In humble attempt at casting this in the tradition of Socrates, a (slightly altered) quote:

"The unexamined vote is not worth casting."

Sunday, February 10, 2008

Pray Tell Hillary, What KIND of Experience?

A resume from floor to ceiling tells a potential employer that the applicant has experience, yes. But what employer worth his salt would stop there? Might there be a second, more important question asked, regarding the quality of that experience?

Hillary indeed has experience, but her strident touting of said experience belies the dirty underbelly of the issue. Case in point (the most important case in point): Of the two Dems left in it, Mrs. Clinton is undoubtedly the one with the most experience--indeed the only experience--of sending us into what has been described as the “worst foreign policy disaster since Vietnam” (those are Richard Holbrooke’s words, former UN Ambassador under Bill Clinton and purportedly a possible Secretary of State under Hillary). Not only did Hillary support this war with her early vote, but as also noted in the above article, she plans to enlist the same crew if she were to make it to the White House: "Clinton has lined up a foreign policy team dominated by those who shared her early support for the war in Iraq, but then, like her, changed their minds."

But more to the point of this post, her "experience" is marred by this vote in my view. Of the myriad issues comprising the arguments in this primary season, we must remember that they are not all created equal. War must be paramount if we are to claim a high view of human life. The hundreds of thousands dead because of it, must be at the forefront of our mind when considering "the issues." Thus her vote is deeply troubling, based on my analysis of it. And, simply speaking, it has told me enough about her experience for me to realize that I do not want her as my president.

Yet each one of us, if we are to make our decision with the most information possible, must examine the details of that vote to come to a thoughtful determination. I do not want to go into the full reasoning for my decision here, as I have done so in past posts, but I'll provide a few links here before explaining a bit more why I find her vote to be so troubling. As I have described here, there were over 150 members of the U.S. House and Senate that opposed that 2002 vote to authorize use of force against Iraq. In that same post, I lay out some of the reasons those members of Congress voted against the war.

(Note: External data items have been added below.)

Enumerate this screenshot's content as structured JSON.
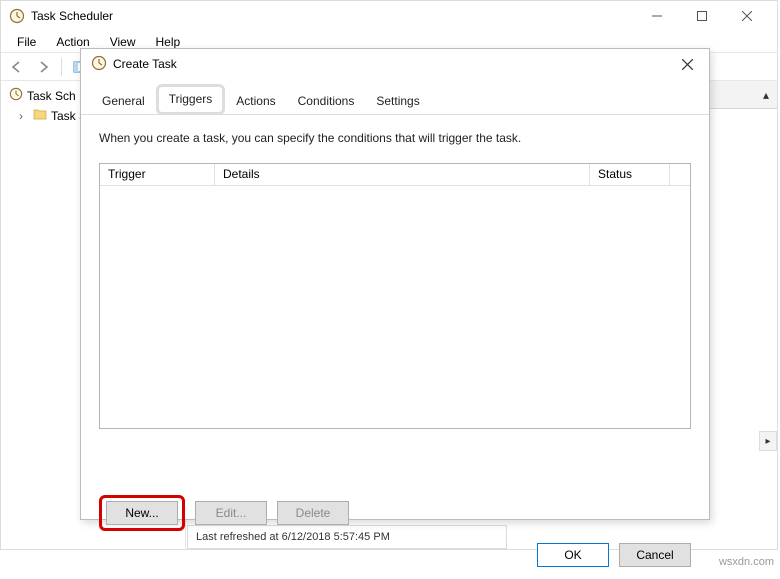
{
  "main_window": {
    "title": "Task Scheduler",
    "menu": {
      "file": "File",
      "action": "Action",
      "view": "View",
      "help": "Help"
    },
    "tree": {
      "root": "Task Sch",
      "child": "Task S"
    }
  },
  "status": {
    "text": "Last refreshed at 6/12/2018 5:57:45 PM"
  },
  "dialog": {
    "title": "Create Task",
    "tabs": {
      "general": "General",
      "triggers": "Triggers",
      "actions": "Actions",
      "conditions": "Conditions",
      "settings": "Settings"
    },
    "hint": "When you create a task, you can specify the conditions that will trigger the task.",
    "columns": {
      "trigger": "Trigger",
      "details": "Details",
      "status": "Status"
    },
    "buttons": {
      "new": "New...",
      "edit": "Edit...",
      "delete": "Delete",
      "ok": "OK",
      "cancel": "Cancel"
    }
  },
  "watermark": "wsxdn.com"
}
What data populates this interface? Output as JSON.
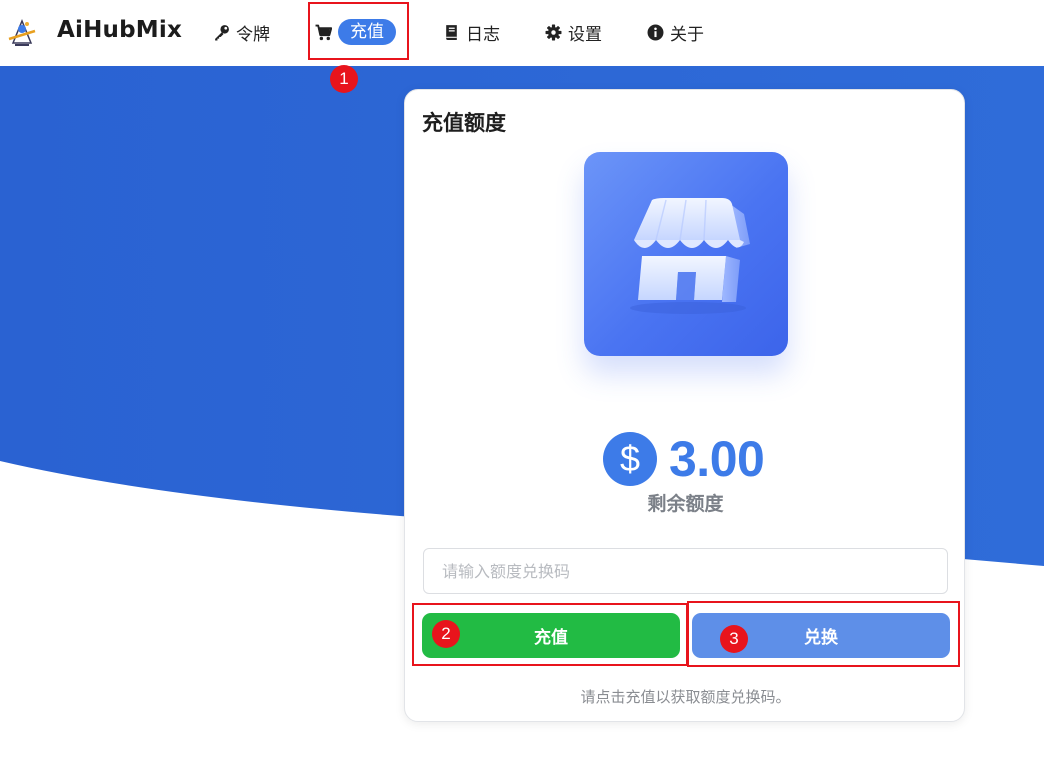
{
  "app": {
    "brand": "AiHubMix"
  },
  "nav": {
    "token_label": "令牌",
    "recharge_label": "充值",
    "log_label": "日志",
    "settings_label": "设置",
    "about_label": "关于"
  },
  "card": {
    "title": "充值额度",
    "balance_symbol": "$",
    "balance_amount": "3.00",
    "balance_label": "剩余额度",
    "input_placeholder": "请输入额度兑换码",
    "input_value": "",
    "recharge_button": "充值",
    "redeem_button": "兑换",
    "hint": "请点击充值以获取额度兑换码。"
  },
  "annotations": [
    "1",
    "2",
    "3"
  ],
  "icons": {
    "token": "key-icon",
    "recharge": "cart-icon",
    "log": "book-icon",
    "settings": "gear-icon",
    "about": "info-icon",
    "store": "store-icon",
    "balance": "dollar-icon"
  },
  "colors": {
    "accent": "#3d7be8",
    "background_blue": "#2e6bd8",
    "recharge_green": "#22bb44",
    "redeem_blue": "#5e8fe8",
    "annotation_red": "#e8141c"
  }
}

I also discuss those reasons here, in a post highlighting parts of a speech given by Congressman Dennis Kucinich (former presidential candidate) a week before the vote.

Furthermore, when Clinton was preparing to vote for this use of force against Iraq, Obama was, as all likely know by now, opposing the war in a 2002 speech, including the now famous line, “I know that even a successful war against Iraq will require a US occupation of undetermined length, at undetermined cost, with undetermined consequences. I know that an invasion of Iraq without a clear rationale and without strong international support will only fan the flames of the Middle East, and encourage the worst, rather than best, impulses of the Arab world, and strengthen the recruitment arm of Al Qaeda” (emphasis added). Both of Obama’s points about the problems of an invasion and the strengthening of Al Qaeda were unfortunately proven true. (More excerpts and a link to the full speech are available in this previous post.)

To draw out my initial analogy though, imagine, if you would, an employer who is considering hiring an accountant. One candidate has years of experience, and has shown to do well in a number of areas. However, at one point she, in conjunction with others, made a decision that caused an accounting disaster, plummeting her organization into debt. Might this be a fair, and even more so, a necessary consideration for the employer? Is it not one of, if not the most important consideration in terms of that accountant's “experience”? And lastly, would it not augment the need to consider this aspect of her experience if many of her coworkers had warned that she and others were making the wrong decision? Certainly the details of the scenario would have to be examined prior to a final decision by the employer, but a nuanced judgment would be needed, wherein the employer would weigh the good and the bad of her experience. Indeed a judgment might be made that yes, the accountant did have some good experience, but in one of the most integral areas of her job, she made the wrong decision—thus, to overstate the obvious, she had some significant bad experience.

Imagine further that the employer had an alternate candidate who had spoken up, albeit from outside the organization, warning against the bad decision that was eventually made. It stands to reason that this aspect of the alternate candidate’s experience, and the judgment it showed, would be a significant factor, particularly given that the area in question was central to the job. If the alternate had less experience, the question might then become, does he have enough experience? And this question is where I will end this post and pick up with my next, "The Rich Experience of an Obama."

Update: An addendum here, from a recent Washington Post article: "[Clinton's] refusal -- her inability -- to simply confess poor judgment says to me that her vote was politically motivated. In that, she was not alone. All of her 2008 Democratic primary colleagues who were in the Senate at the time voted for the war resolution. Many other Senate Democrats voted against it -- on the basis not of different facts but of a different judgment about the same facts." Based on the facts that were available at the time, as I linked to above, and the sentiment around the country that we needed to be "tough on terrorism," it's not beyond possibility in my mind that Clinton voted politically and not ethically. If it was not political however, I find it no less troubling: she either wasn't diligent enough in researching the available facts (which does not seem as likely), or she did not view war as an utter last resort, as I feel compelled to (along with those such as Sen. Carl Levin, as noted here).

Update 2: I should add that while Clinton's 35-year claim to experience is true in part, as noted in this CQ article on it, some aspects of it are worrisome, on top of the Iraq war vote; namely, her attempt at bringing about health care reform during the Clinton Administration excluded even some Democrats, and was of course unsuccessful on a whole.